Mais encore, un doute m'habite (célèbre phrase de Rocco Siffredi dans son roman d'amour Guère épais, aux éditions d'outre-Rhin, La Vergéture). :calin:

Qu'est-ce que Mr Ego va-t-il bien encore trouver pour ne pas perdre ses privilèges ?? :hautetfort:

 

A la suite de ses dernières péripéties, je me suis rendu compte d'une hiérarchie :

  1. je suis excessivement tourné vers moi-même, vers mon ego ;
  2. je me sens mieux dans mon rôle professionnel que dans mon rôle social ;
  3. ma famille passe après le reste ;
  4. mon amoureuse passe après mes enfants ;
  5. je ne sais pas m'occuper de mes enfants.
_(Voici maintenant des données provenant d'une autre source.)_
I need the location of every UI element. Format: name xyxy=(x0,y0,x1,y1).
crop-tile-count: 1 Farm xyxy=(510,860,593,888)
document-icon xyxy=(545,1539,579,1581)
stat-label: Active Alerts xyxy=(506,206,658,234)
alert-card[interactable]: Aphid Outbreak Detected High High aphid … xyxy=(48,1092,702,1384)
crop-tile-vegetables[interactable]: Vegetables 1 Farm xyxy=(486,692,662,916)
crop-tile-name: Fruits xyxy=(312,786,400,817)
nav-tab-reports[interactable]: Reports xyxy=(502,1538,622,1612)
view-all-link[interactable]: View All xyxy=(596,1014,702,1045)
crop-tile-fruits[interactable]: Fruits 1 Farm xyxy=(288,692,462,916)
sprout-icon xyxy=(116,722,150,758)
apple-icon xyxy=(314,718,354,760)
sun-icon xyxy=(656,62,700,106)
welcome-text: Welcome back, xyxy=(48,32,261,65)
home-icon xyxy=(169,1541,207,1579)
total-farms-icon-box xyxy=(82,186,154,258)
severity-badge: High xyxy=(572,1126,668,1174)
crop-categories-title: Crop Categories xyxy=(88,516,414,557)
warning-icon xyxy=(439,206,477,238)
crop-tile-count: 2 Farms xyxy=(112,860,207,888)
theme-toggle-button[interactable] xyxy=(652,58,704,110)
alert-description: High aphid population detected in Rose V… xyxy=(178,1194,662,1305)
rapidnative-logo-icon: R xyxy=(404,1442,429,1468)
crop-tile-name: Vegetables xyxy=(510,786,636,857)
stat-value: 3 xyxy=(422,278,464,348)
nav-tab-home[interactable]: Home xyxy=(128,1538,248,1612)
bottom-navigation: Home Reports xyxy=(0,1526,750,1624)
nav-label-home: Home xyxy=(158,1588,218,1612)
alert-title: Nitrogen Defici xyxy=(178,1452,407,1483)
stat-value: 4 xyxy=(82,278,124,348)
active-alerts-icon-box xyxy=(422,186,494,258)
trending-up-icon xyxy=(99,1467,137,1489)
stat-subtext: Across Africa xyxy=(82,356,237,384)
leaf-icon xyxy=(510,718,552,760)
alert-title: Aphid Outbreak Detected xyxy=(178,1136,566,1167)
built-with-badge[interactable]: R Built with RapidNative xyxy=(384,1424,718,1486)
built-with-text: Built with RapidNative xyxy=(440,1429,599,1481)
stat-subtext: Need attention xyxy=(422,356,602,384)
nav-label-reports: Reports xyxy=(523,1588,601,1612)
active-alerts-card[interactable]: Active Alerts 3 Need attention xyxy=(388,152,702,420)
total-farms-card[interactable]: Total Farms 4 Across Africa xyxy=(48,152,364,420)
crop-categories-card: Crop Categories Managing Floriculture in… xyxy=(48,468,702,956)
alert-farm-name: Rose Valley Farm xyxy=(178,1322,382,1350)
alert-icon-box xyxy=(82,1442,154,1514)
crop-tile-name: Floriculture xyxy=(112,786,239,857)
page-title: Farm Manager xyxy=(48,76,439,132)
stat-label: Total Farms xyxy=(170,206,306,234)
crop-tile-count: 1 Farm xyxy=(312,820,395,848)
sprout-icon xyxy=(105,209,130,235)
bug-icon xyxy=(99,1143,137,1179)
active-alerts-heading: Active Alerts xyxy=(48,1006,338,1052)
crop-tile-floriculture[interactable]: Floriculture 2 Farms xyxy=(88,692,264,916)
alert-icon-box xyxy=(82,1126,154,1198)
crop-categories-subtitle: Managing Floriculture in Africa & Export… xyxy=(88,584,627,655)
Alors j'ai mis en place ce schéma holarchique :

Dans ma relation aux autres, est-il possible d'envisager une telle holarchie ?

Si la condition 1 est accomplie, alors je peux passer à la seconde, puis si la seconde est accomplie alors je peux passer à la troisième…

Dans un tel système, mon existence est liée à tout ce qui vient avant. Est-ce une possibilité pour ne pas mettre en oeuvre ma compulsion ?

 

Donc, dans l'ordre :

  • prendre conscience de l'existence de mon épouse, lui faire plaisir, l'écouter = le couple va mieux
  • prendre conscience de l'existence de mes enfants, les écouter, les considérer = la famille va mieux
  • prendre conscience de mon travail, l'accepter, le mener à terme = le travail va mieux et l'argent coule à flot
  • prendre conscience des mes amis, les considérer = je fais partie d'une groupe que je peux aider et qui peut m'aider.
  • prendre conscience de mon projet personnel (l'écriture), le considérer comme tel, indépendant mais complémentaire du travail, le mener à terme = ma création va mieux, je peux partager
  • prendre conscience de moi-même, me faire un cadeau = si toutes les conditions précédentes sont remplies alors je peux satisfaire une envie (envoyer tout le monde, les cinq points précédents, balader)

Qui plus est, j'aime bien le dernier niveau, qui est comme une injonction : "sois !"

Et je réponds : "je suis !"

… une fois que les niveaux précédents ont été accomplis.

 

Un tel système permet-il, pour un 4 alpha, hétérosexuel, européen, vivant en Bourgogne, fonctionnaire, ayant passé la quarantaine, sans animaux, sexuel, yeux bleus, 70 kilos, de mieux se concentrer sur les autres, d'aller vers eux et, par voie de conséquence, de moins s'auto-centrer ? (Mise à part la plaisanterie, c'est une vraie question.)

 

Amicalement,

Christian

Christian (E4 alpha, Aile 5, C= S- X+)

Fabien Chabreuil
Posté(e)

Bonjour Christian,

 

"A la suite de ses dernières péripéties, je me suis rendu compte d'une hiérarchie. […] Alors j'ai mis en place ce schéma holarchique."

Comment diable est-on passé d'une hiérarchie à une holarchie ? Ton schéma décrit bien une hiérarchie, et non pas une holarchie. Dans une holarchie, chaque niveau transcende et inclut les précédents. Or je ne vois pas en quoi ton travail inclut tes enfants, et tes enfants incluent ton épouse (à la limite, à une certaine époque, c'était le contraire :hautetfort:).

 

Or si les holarchies sont saines, les hiérarchies ne le sont pas. Tu mets une série de conditions à "prendre conscience de [t]oi-même", conditions qui sont inutiles. Bien au contraire, la dernière étape devraient être la première, qui aurait un impact positif sur toutes les autres simultanément.